Departure from a nomadic lifestyle could result in harm to East Africa’s iconic rangelands, a new study warns.
Scientists using satellite images to study degradation of rangelands in Tanzania said last week that fragmentation of rangelands, mainly through increasing agriculture, is restricting movement of pastoralists, resulting in declining grassland productivity and increased land degradation.
The analysis covering 20 years of satellite data shows current degraded sites are more sensitive to environmental shocks such as drought.
“The ability of the savannah to recover quickly from year to year has long been at the core of traditional management of these rangelands as nomadic people moved away for a few years allowing natural recovery. But heavy use over a few years could lead to severe local degradation,” notes the study, published in Scientific Reports.
Home to pastoralists
Covering 47 percent of the earth’s land surface, rangelands develop in semi-arid area, are primarily used for grazing and are home to one-third of the global population, mostly pastoralists. They are highly vulnerable to changes in rainfall and human pressures. In addition, they are now under threat from climate change and human activity, unable to recover from repeated environmental shocks.
However, authors of the study say all is not lost and recovery is still possible.
Senior author, Dr Colin Beale, from the University of York’s Department of Biology says, “The results show that the ability of these sites to recover if effectively managed is undiminished, with responsible community management being the key if degradation is to be reduced. We can restore and recover these areas if we can give them a break and work out why they are doing worse during those extreme events.”
“Our results point to climate change and societal changes as the main drivers of degradation, with rainfall more unpredictable, droughts longer and the differences between years more extreme,” highlighted first author, PhD student Joris Wiethase from the University of York’s Leverhulme Centre for Anthropocene Biodiversity.

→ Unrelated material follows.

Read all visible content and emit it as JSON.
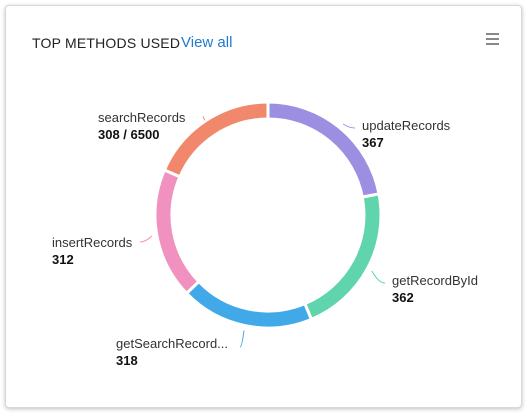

“If we are to effectively combat degradation within rangelands, it is important that we understand the drivers of degradation.”
Boniface Osujaki, one of the local co-authors, said: “I have first-hand experience of the impacts of climate change and human pressure on our rangelands. The opportunity from this work for successful restoration and rangeland regeneration across the region is really encouraging for the future of the pastoralist Maasai culture.”